Lucy tells one of her clients that dating is hard but love is easy. She’s getting at the reality that modern dating is horribly broken, in large part due to digital apps and social media. The endless choices, algorithmic matchmaking, and “math” permutations of it all complicate what used to be simpler dynamics in coupling—confined to more limited pools of people you know through friends, family, or church.
These days, dating is daunting, even dangerous (something Materialists goes out of its way to acknowledge). This is one reason singles are doing it less and why Christian parents and pastors might need to do more encouraging and discipling of singles in this area.
Love is easier than dating in the sense that love is a choice that closes off other options and brings simplicity in the form of commitment to one person (the “forsaking all others” part of traditional wedding vows). But love is also hard because it requires fidelity, forbearance, selflessness, and sacrifice—values and vows that can carry a couple forward even when the “material” assets ebb and flow.
Love requires fidelity, forbearance, selflessness, and sacrifice—values and vows that can carry a couple forward even when the ‘material’ assets ebb and flow.
Lucy may have a rosy view of marital love as “easy” in comparison to dating. But as the movie ends (spoiler alert) she chooses the “for better or worse” commitment of seeing just what love in marriage will require. As I reminded a couple whose wedding I officiated a few weeks ago, the wedding altar may represent the end of one roller-coaster journey (dating). But it’s the beginning of a new, even more shaping journey with its own ups and downs.
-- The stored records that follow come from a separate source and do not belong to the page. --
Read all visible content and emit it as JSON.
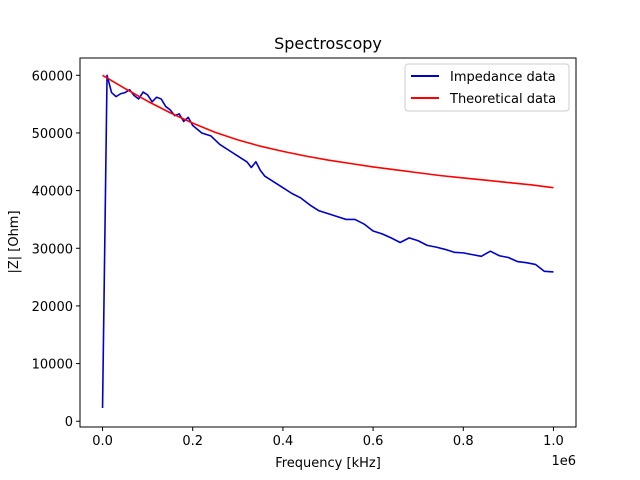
{
  "chart_data": {
    "type": "line",
    "title": "Spectroscopy",
    "xlabel": "Frequency [kHz]",
    "ylabel": "|Z| [Ohm]",
    "x_offset_label": "1e6",
    "xlim": [
      -0.05,
      1.05
    ],
    "ylim": [
      -1000,
      63000
    ],
    "x_ticks": [
      0.0,
      0.2,
      0.4,
      0.6,
      0.8,
      1.0
    ],
    "x_tick_labels": [
      "0.0",
      "0.2",
      "0.4",
      "0.6",
      "0.8",
      "1.0"
    ],
    "y_ticks": [
      0,
      10000,
      20000,
      30000,
      40000,
      50000,
      60000
    ],
    "y_tick_labels": [
      "0",
      "10000",
      "20000",
      "30000",
      "40000",
      "50000",
      "60000"
    ],
    "grid": false,
    "legend_position": "top-right",
    "series": [
      {
        "name": "Impedance data",
        "color": "#0000cc",
        "x": [
          0.0,
          0.01,
          0.02,
          0.03,
          0.04,
          0.05,
          0.06,
          0.07,
          0.08,
          0.09,
          0.1,
          0.11,
          0.12,
          0.13,
          0.14,
          0.15,
          0.16,
          0.17,
          0.18,
          0.19,
          0.2,
          0.22,
          0.24,
          0.26,
          0.28,
          0.3,
          0.32,
          0.33,
          0.34,
          0.35,
          0.36,
          0.38,
          0.4,
          0.42,
          0.44,
          0.46,
          0.48,
          0.5,
          0.52,
          0.54,
          0.56,
          0.58,
          0.6,
          0.62,
          0.64,
          0.66,
          0.68,
          0.7,
          0.72,
          0.74,
          0.76,
          0.78,
          0.8,
          0.82,
          0.84,
          0.86,
          0.88,
          0.9,
          0.92,
          0.94,
          0.96,
          0.98,
          1.0
        ],
        "y": [
          2300,
          60000,
          57000,
          56300,
          56800,
          57000,
          57500,
          56500,
          55900,
          57100,
          56600,
          55400,
          56200,
          55900,
          54600,
          54000,
          53000,
          53300,
          52000,
          52700,
          51300,
          50000,
          49500,
          48000,
          47000,
          46000,
          45000,
          44000,
          45000,
          43500,
          42500,
          41500,
          40500,
          39500,
          38700,
          37500,
          36500,
          36000,
          35500,
          35000,
          35000,
          34200,
          33000,
          32500,
          31800,
          31000,
          31800,
          31300,
          30500,
          30200,
          29800,
          29300,
          29200,
          28900,
          28600,
          29500,
          28700,
          28400,
          27700,
          27500,
          27200,
          26000,
          25900
        ]
      },
      {
        "name": "Theoretical data",
        "color": "#ff0000",
        "x": [
          0.0,
          0.05,
          0.1,
          0.15,
          0.2,
          0.25,
          0.3,
          0.35,
          0.4,
          0.45,
          0.5,
          0.55,
          0.6,
          0.65,
          0.7,
          0.75,
          0.8,
          0.85,
          0.9,
          0.95,
          1.0
        ],
        "y": [
          60000,
          57700,
          55500,
          53500,
          51700,
          50100,
          48800,
          47700,
          46800,
          46000,
          45300,
          44700,
          44100,
          43600,
          43100,
          42600,
          42200,
          41800,
          41400,
          41000,
          40500
        ]
      }
    ]
  }
}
The refreshing message that comes through in Materialists (and that Lucy assures her single clients of) is that marriage, however hard, is absolutely worth the arduous work of dating. And that’s probably a message today’s marriage-leery, anxious generation needs to hear.
More Austen-Style Romance
I’d welcome more movies like Materialists. They capture realistic dynamics of modern romance but with a welcome traditionalist bent. Still, the R-rated film includes unsavory language, frequent smoking, premarital sex (nonexplicit), and a noticeable desire to normalize same-sex coupling among minor or background characters. Even as it tilts toward traditionalism in some ways, the universe of Materialists is still shaped by the sexual revolution. It’s a more traditional celebration of marriage, but not necessarily a Christian one.
For that reason, I second Douthat’s wish for more Jane Austen romance adaptations: old-school celebrations of virtuous romance and the coming together of chivalrous men and feminine women. Note that the 2005 adaptation of Pride and Prejudice was recently rereleased for its 20th anniversary and did solid box-office numbers. And even though it was released at the pandemic’s onset, 2020’s Emma was also an indie hit. Audiences are hungry for these stories. Here’s hoping Netflix doesn’t mess up its forthcoming Pride and Prejudice adaptation.
I’d also love to see Christian filmmakers and producers lean into the vibe shift and make more quality, morally edifying rom-coms and rom-drams. Evans is right. The modern cultural imaginary needs more depictions of the good, true, and beautiful aspects of marriage and romance. Christians should celebrate when Hollywood takes steps in that direction.